Go's docs put it like this: Path names are UTF-8-encoded, unrooted, slash-separated sequences of path elements, like “x/y/z”. If you operate on a path that's a non-UTF-8 string, then Go will do... something to make the string work with UTF-8 when passed back to standard file methods, but it likely won't end up operating on the same file.
Rust has OsStr to represent strings like paths, with a lossy/fallible conversion step instead.
Go's approach is fine for 99% of cases, and you're pretty screwed if your application falls for the 1% issue. Go has a lot of those decisions, often to simplify the standard library for most use cases most people usually run into (like their awful, lossy, incomplete conversion between Unix and Windows when it comes to permissions/read-only flags/etc.).
> Path names are UTF-8-encoded, unrooted, slash-separated sequences of path elements, like “x/y/z”
This is only for the "io/fs" package and its generic filesystem abstractions. The "os" package, which always operates on the real filesystem, doesn't actually specify how paths are encoded, nor does its associated helper package "path/filepath".
In practice, non-UTF-8 already wasn't an issue on Unix-like systems, where file paths are natively just byte sequences. You do need to be aware of this possibility to avoid mangling the paths yourself, though. The real problem was Windows, where paths are actually WTF-16, i.e. UTF-16 with unpaired surrogates.
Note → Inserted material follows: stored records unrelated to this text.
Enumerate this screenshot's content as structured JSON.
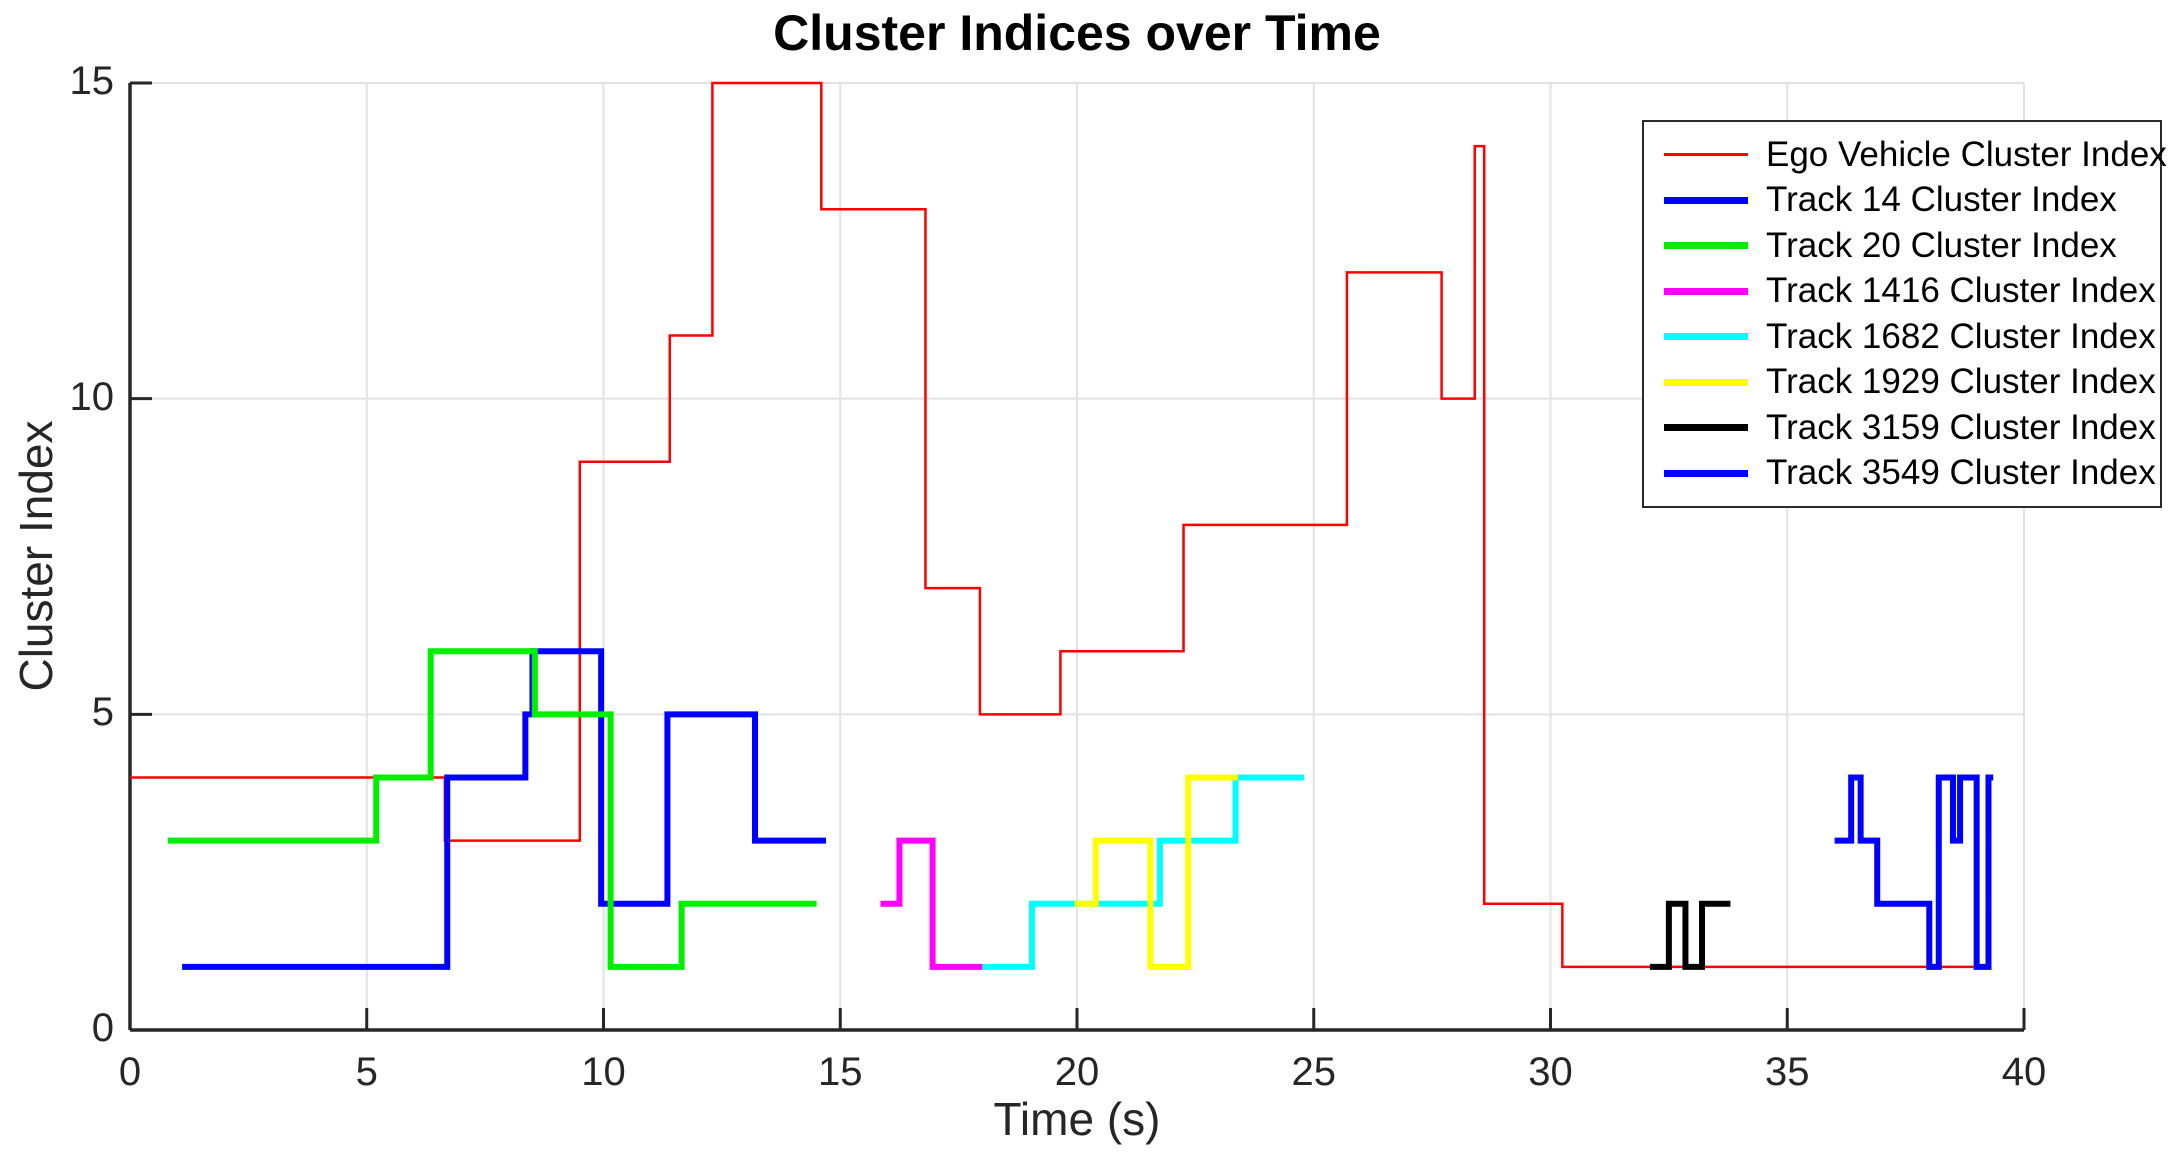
{
  "title": "Cluster Indices over Time",
  "chart_data": {
    "type": "line",
    "title": "Cluster Indices over Time",
    "xlabel": "Time (s)",
    "ylabel": "Cluster Index",
    "xlim": [
      0,
      40
    ],
    "ylim": [
      0,
      15
    ],
    "xticks": [
      0,
      5,
      10,
      15,
      20,
      25,
      30,
      35,
      40
    ],
    "yticks": [
      0,
      5,
      10,
      15
    ],
    "grid": true,
    "legend_position": "northeast",
    "axis_color": "#262626",
    "grid_color": "#e2e2e2",
    "series": [
      {
        "name": "Ego Vehicle Cluster Index",
        "color": "#ff0000",
        "line_width": 2.5,
        "steps": [
          [
            0,
            4
          ],
          [
            6.65,
            3
          ],
          [
            9.5,
            9
          ],
          [
            11.4,
            11
          ],
          [
            12.3,
            15
          ],
          [
            14.6,
            13
          ],
          [
            16.8,
            7
          ],
          [
            17.95,
            5
          ],
          [
            19.65,
            6
          ],
          [
            22.25,
            8
          ],
          [
            25.7,
            12
          ],
          [
            27.7,
            10
          ],
          [
            28.4,
            14
          ],
          [
            28.6,
            2
          ],
          [
            30.25,
            1
          ]
        ],
        "end_t": 39.3
      },
      {
        "name": "Track 14 Cluster Index",
        "color": "#0000ff",
        "line_width": 6,
        "steps": [
          [
            1.1,
            1
          ],
          [
            6.7,
            4
          ],
          [
            8.35,
            5
          ],
          [
            8.5,
            6
          ],
          [
            9.95,
            2
          ],
          [
            11.35,
            5
          ],
          [
            13.2,
            3
          ]
        ],
        "end_t": 14.7
      },
      {
        "name": "Track 20 Cluster Index",
        "color": "#00ee00",
        "line_width": 6,
        "steps": [
          [
            0.8,
            3
          ],
          [
            5.2,
            4
          ],
          [
            6.35,
            6
          ],
          [
            8.55,
            5
          ],
          [
            10.15,
            1
          ],
          [
            11.65,
            2
          ]
        ],
        "end_t": 14.5
      },
      {
        "name": "Track 1416 Cluster Index",
        "color": "#ff00ff",
        "line_width": 6,
        "steps": [
          [
            15.85,
            2
          ],
          [
            16.25,
            3
          ],
          [
            16.95,
            1
          ]
        ],
        "end_t": 18.0
      },
      {
        "name": "Track 1682 Cluster Index",
        "color": "#00ffff",
        "line_width": 6,
        "steps": [
          [
            18.0,
            1
          ],
          [
            19.05,
            2
          ],
          [
            21.75,
            3
          ],
          [
            23.35,
            4
          ]
        ],
        "end_t": 24.8
      },
      {
        "name": "Track 1929 Cluster Index",
        "color": "#ffff00",
        "line_width": 6,
        "steps": [
          [
            19.95,
            2
          ],
          [
            20.4,
            3
          ],
          [
            21.55,
            1
          ],
          [
            22.35,
            4
          ]
        ],
        "end_t": 23.4
      },
      {
        "name": "Track 3159 Cluster Index",
        "color": "#000000",
        "line_width": 6,
        "steps": [
          [
            32.1,
            1
          ],
          [
            32.5,
            2
          ],
          [
            32.85,
            1
          ],
          [
            33.2,
            2
          ]
        ],
        "end_t": 33.8
      },
      {
        "name": "Track 3549 Cluster Index",
        "color": "#0000ff",
        "line_width": 6,
        "steps": [
          [
            36.0,
            3
          ],
          [
            36.35,
            4
          ],
          [
            36.55,
            3
          ],
          [
            36.9,
            2
          ],
          [
            38.0,
            1
          ],
          [
            38.2,
            4
          ],
          [
            38.5,
            3
          ],
          [
            38.65,
            4
          ],
          [
            39.0,
            1
          ],
          [
            39.25,
            4
          ]
        ],
        "end_t": 39.35
      }
    ]
  }
}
Go has addressed this issue by accepting WTF-8 paths since Go 1.21: https://github.com/golang/go/issues/32334#issuecomment-15500...
The `os` package, that is the main way everyone I've seen opens and reads files in Go, doesn't specify any restriction on its path syntax (except that it uses `string`, of course). I've tried using it on Linux with a file name that would be invalid UTF-8 and it works without any issues.
I for one hadn't even heard of the io/fs package that has the problems that you mention, and I don't remember ever seeing it used in an example. I've looked in a code base I help maintain, and the only uses I could find are related to some function type definitions that are used by filepath.WalkDir and filepath.Walk - and those functions explicitly document the fact that they don't use `io/fs` style paths when calling these functions - they don't even respect the path separator format:
Where fs.WalkDirFunc is defined like this:
> Go strings are just arrays of bytes,
https://go.dev/ref/spec#String_types: “A string value is a (possibly empty) sequence of bytes”
https://pkg.go.dev/strings@go1.26.2: “Package strings implements simple functions to manipulate UTF-8 encoded strings.”
So, yes, Go strings are just arrays of bytes in the language, but in the standard library, they’re supposed to be UTF-8 (the documentation isn’t immediately clear on how it handles non-UTF-8 strings).
I think this may be why the OP thinks the Go approach is “every path is a valid UTF-8 string”